By Agence France-Presse
Britain will issue a new 50-pence coin to mark its departure from the European Union next year, the government said on Monday in an announcement that was quickly mocked on social media.
“The Royal Mint has a long-established tradition of producing coins in order to commemorate historic moments,” the Treasury finance ministry said in a statement.
“In line with this tradition, the Royal Mint will produce a coin to commemorate the UK leaving the European Union.
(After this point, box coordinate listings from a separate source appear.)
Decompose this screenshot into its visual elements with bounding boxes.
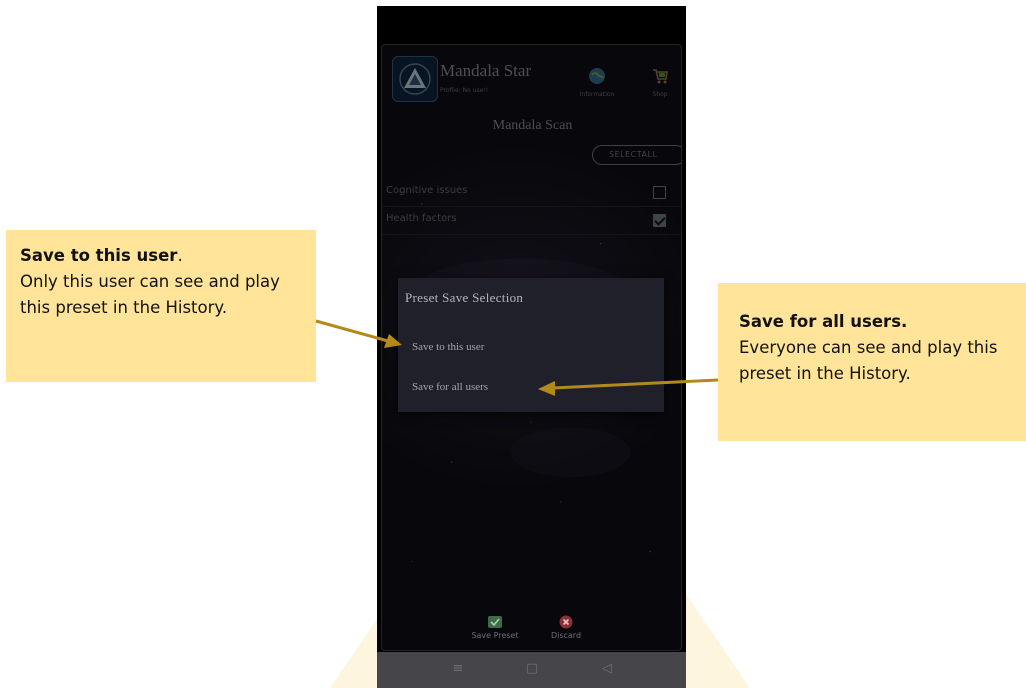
save-preset-button[interactable]: Save Preset (470, 615, 520, 640)
discard-label: Discard (550, 631, 582, 640)
back-icon[interactable]: ◁ (597, 659, 617, 679)
callout-left-heading: Save to this user (20, 246, 178, 265)
system-nav-bar: ≡ ▢ ◁ (377, 652, 686, 688)
status-bar (377, 6, 686, 44)
callout-save-for-all-users: Save for all users. Everyone can see and… (718, 283, 1026, 441)
callout-right-heading: Save for all users. (739, 312, 908, 331)
save-preset-label: Save Preset (471, 631, 519, 640)
callout-left-heading-suffix: . (177, 246, 183, 265)
save-for-all-users-option[interactable]: Save for all users (398, 372, 664, 402)
dialog-title: Preset Save Selection (405, 290, 524, 305)
callout-right-text: Everyone can see and play this preset in… (739, 338, 998, 383)
discard-button[interactable]: Discard (546, 615, 586, 640)
menu-icon[interactable]: ≡ (448, 659, 468, 679)
home-icon[interactable]: ▢ (522, 659, 542, 679)
discard-icon (559, 615, 573, 629)
callout-left-text: Only this user can see and play this pre… (20, 272, 280, 317)
callout-save-to-this-user: Save to this user. Only this user can se… (6, 230, 316, 382)
preset-save-dialog: Preset Save Selection Save to this user … (398, 278, 664, 412)
save-preset-icon (488, 616, 502, 628)
save-to-this-user-option[interactable]: Save to this user (398, 332, 664, 362)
This coin will be available in Spring 2019,” it said.
Britain is due to leave the EU at the end of March next year.
An image on the Royal Mint website showed a coin with the words “Peace, prosperity and friendship with all nations”.
The words echo a famous quote from the first inaugural address of Thomas Jefferson, a driving force behind American independence and the third president of the United States.
He listed as an essential principle for his government: “Peace, commerce, and honest friendship with all nations”.
The Sun tabloid, Britain’s most widely-read newspaper, first reported on the coin and celebrated Monday’s announcement as a victory in its campaign for the government to create “an enduring gesture to mark Brexit as a landmark national moment”.
It said the new coin would be “warmly welcomed” and criticised the Royal Mail for refusing to issue a Brexit stamp.
Social media mockery
But the announcement caused hilarity on social media, with many Twitter users pointing out it could be worth less after it is issued if the pound is devalued as a result of Brexit.
Comedy writer James Felton tweeted a mocking image of the coin showing someone shooting themselves in the foot.
Another suggested design showed images from the popular World War II-based television sitcom “Dad’s Army” with slogans including “We’re Doomed”.
Others asked their followers to retweet an image of the 50p coin issued in 1973 to mark Britain’s accession to the European Economic Community, as the EU was then called.
The design of that coin featured a ring of interlinked hands.
One Twitter user posted an image of a father and son in rags walking away from the ruins of the British parliament.
The son asks: “Dad, please can I hold the Brexit 50p for a bit?”
Anti-Brexit campaigners also bemoaned the government’s move.
“The 50p coin will be nothing more than a sad and permanent reminder of the long-lasting damage Brexit will do to our economy, credibility and influence in the world,” Liberal Democrat Brexit spokesman Tom Brake said.
Best for Britain, a campaign group supporting a second referendum to stop Brexit, joined in the criticism, calling it a gimmick that was “far from a mint idea”.
“This is just another attempt to frame Brexit as inevitable, which it absolutely is not,” Best for Britain chief Eloise Todd said in a statement.